14 November 2025 – Audax Renovables (ADX.MC), a vertically integrated Spanish energy group that generates 100% renewable energy and supplies electricity and gas to customers in seven European countries, consolidates in this third quarter of 2025 the positive performance achieved in previous years. The company continues on a path of sustained growth across its key indicators, reinforcing profitability and the strength of its business model.
Audax expects to close its third consecutive year with EBITDA above EUR 100 million. Third-quarter results reflect solid operational performance, although the extraordinary impact of the blackout in the Iberian market and its correlation with “System Operation Costs” affected the reported net profit. At the end of this third quarter, EBITDA stands at EUR 81.1 million.
In this regard, it is worth mentioning that it has obtained a proforma net profit, excluding atypical financial impacts, as of EUR 28.1 million, compared to EUR 33.7 million in the same period of 2024. The reduction is mainly related to higher system operator costs resulting from the blackout on April 28. The company has implemented measures to ensure that any future increase in system operator costs does not negatively affect profitability.
The Group’s solid and recurring results have strengthened capital market confidence, enabling the issuance of EUR 75.1 million to amortise the EUR 83.6 million convertible bond maturing on November 30, 2025. This issuance also optimised debt maturities for upcoming years, aligning them with future cash generation.

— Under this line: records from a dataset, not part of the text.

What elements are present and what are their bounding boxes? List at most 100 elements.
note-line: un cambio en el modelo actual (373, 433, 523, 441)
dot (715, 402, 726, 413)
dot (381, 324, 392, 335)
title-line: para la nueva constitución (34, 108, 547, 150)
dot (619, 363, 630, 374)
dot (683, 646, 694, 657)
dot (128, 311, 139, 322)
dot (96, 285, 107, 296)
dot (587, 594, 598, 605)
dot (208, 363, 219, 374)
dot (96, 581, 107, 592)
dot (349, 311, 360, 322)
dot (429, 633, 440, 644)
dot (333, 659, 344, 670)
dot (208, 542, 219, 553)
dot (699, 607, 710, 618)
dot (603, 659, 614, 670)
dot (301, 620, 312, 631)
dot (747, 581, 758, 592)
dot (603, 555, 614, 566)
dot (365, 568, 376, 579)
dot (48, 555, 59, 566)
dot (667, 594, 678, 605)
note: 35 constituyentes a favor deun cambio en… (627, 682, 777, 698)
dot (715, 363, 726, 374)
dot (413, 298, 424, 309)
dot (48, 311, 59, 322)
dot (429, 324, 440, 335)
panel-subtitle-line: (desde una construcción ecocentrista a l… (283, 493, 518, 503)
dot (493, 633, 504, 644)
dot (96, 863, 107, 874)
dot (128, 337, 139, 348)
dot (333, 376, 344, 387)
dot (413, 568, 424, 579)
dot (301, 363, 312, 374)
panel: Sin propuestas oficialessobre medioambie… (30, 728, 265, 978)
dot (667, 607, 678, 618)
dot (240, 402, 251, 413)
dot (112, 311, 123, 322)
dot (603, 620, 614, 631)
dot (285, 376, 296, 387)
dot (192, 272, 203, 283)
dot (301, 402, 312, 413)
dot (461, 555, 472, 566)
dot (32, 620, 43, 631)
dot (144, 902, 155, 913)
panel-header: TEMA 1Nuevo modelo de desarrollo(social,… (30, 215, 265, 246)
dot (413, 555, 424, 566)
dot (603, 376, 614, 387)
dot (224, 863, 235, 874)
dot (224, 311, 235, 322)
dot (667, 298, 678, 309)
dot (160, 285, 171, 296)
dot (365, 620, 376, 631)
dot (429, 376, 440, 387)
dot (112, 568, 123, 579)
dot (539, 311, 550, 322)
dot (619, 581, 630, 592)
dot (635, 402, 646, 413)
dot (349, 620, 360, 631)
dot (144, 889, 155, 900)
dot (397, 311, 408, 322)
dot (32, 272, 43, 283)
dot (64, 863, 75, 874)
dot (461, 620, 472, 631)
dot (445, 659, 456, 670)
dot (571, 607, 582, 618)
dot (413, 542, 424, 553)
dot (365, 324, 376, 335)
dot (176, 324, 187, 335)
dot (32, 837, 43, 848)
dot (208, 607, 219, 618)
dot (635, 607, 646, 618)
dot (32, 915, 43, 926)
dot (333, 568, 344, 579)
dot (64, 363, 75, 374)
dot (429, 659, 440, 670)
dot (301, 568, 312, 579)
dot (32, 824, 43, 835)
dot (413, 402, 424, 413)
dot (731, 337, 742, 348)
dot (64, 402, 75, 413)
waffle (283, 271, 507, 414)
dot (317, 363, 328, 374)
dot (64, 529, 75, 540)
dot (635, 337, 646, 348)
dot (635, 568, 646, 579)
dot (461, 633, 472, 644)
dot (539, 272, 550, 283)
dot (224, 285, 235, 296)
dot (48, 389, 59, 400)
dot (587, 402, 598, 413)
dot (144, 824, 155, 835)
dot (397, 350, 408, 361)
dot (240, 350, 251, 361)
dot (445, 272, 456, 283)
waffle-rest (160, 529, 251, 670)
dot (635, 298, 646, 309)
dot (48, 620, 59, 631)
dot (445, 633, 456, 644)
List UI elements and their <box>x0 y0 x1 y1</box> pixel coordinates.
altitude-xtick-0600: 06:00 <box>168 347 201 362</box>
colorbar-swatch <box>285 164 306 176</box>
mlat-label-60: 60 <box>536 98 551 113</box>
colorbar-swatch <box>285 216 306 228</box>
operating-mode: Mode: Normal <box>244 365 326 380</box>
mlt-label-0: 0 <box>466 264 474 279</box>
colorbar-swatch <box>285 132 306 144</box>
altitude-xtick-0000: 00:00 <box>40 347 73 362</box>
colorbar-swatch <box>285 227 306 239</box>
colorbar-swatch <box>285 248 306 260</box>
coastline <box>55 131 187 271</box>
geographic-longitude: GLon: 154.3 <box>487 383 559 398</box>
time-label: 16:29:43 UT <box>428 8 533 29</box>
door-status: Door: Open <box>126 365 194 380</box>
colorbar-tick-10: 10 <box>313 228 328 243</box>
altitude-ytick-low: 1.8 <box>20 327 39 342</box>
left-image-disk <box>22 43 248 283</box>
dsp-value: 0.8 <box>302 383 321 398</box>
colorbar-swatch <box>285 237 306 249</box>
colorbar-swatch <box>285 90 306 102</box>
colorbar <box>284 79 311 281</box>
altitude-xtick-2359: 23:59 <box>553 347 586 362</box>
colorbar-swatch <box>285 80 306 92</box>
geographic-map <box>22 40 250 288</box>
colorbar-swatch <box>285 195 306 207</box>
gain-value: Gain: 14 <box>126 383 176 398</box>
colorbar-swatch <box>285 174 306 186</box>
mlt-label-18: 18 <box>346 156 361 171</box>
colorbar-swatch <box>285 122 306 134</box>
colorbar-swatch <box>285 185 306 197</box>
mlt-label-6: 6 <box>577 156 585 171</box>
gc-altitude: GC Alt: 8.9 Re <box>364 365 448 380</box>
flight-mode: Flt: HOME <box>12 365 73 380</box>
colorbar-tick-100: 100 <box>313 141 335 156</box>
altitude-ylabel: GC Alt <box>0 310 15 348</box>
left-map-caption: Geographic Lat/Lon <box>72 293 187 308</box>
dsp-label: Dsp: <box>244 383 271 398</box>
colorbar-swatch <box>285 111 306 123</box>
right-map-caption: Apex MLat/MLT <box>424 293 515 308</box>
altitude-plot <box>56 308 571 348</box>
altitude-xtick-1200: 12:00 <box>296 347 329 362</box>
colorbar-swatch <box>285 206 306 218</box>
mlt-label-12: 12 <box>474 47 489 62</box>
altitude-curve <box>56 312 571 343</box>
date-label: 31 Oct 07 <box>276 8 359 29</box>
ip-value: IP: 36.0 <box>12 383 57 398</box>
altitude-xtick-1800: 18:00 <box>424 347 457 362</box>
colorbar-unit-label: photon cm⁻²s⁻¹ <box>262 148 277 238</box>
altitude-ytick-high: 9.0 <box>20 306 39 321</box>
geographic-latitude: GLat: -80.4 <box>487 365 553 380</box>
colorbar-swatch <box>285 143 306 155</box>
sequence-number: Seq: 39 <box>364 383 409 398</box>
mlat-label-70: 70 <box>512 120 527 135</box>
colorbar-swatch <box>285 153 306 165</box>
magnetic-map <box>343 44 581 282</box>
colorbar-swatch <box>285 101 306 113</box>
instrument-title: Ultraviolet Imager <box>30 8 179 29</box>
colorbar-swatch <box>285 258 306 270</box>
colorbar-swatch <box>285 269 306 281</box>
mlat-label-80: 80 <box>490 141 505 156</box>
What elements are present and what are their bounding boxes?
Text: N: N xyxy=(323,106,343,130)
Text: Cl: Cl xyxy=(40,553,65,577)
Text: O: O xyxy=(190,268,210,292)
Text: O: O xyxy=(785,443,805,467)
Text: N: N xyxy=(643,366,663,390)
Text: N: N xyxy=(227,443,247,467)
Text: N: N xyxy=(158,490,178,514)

During the period, the customer base has grown by 6.8%, reaching 461,000 supply points (compared to 431,000 at the end of Q3 2024). Of these, 355,000 correspond to electricity and 106,000 to gas. The managed energy portfolio increased by 2.9% year-on-year to 16.5 TWh. This growth reflects a commercial strategy focused on efficient acquisition, customer loyalty through a differentiated value proposition, and continuous improvement of the customer experience.
The generation division increased installed capacity by 21.6% year-on-year, reaching 325 MW. Furthermore, the start of construction of Sezze 1 (4 MWp) in Italy marks a strategic milestone that reinforces Audax’s commitment to 100% renewable generation, the consolidation of its vertically integrated model, and its firm pledge to decarbonisation.
During this third quarter, the company issued green bonds under its green financing framework, rated “Excellent” by Sustainable Fitch, for a total amount of EUR 75.1 million. The funds will be fully allocated to amortizing the convertible bond maturing on November 30, 2025.
The full amortization of the convertible bond by November 30, 2025 will reduce gross financial debt below the year-end 2024 balance, a position expected to be maintained through the end of the current fiscal year.
Audax has invited financial analysts, institutional investors, and energy sector representatives to its upcoming Capital Markets Day, scheduled for November 20 at 11:30 a.m. (CET) at Espacio Telefónica (Madrid).
During the event, Audax’s management team will unveil the main lines of the 2026–2030 Strategic Plan, aimed at consolidating sustainable growth and strengthening its role as a key player in Europe’s energy transition. The session will present Audax’s long-term vision, financial and operational objectives, and strategic lines for international expansion, asset management, and financial structure optimization.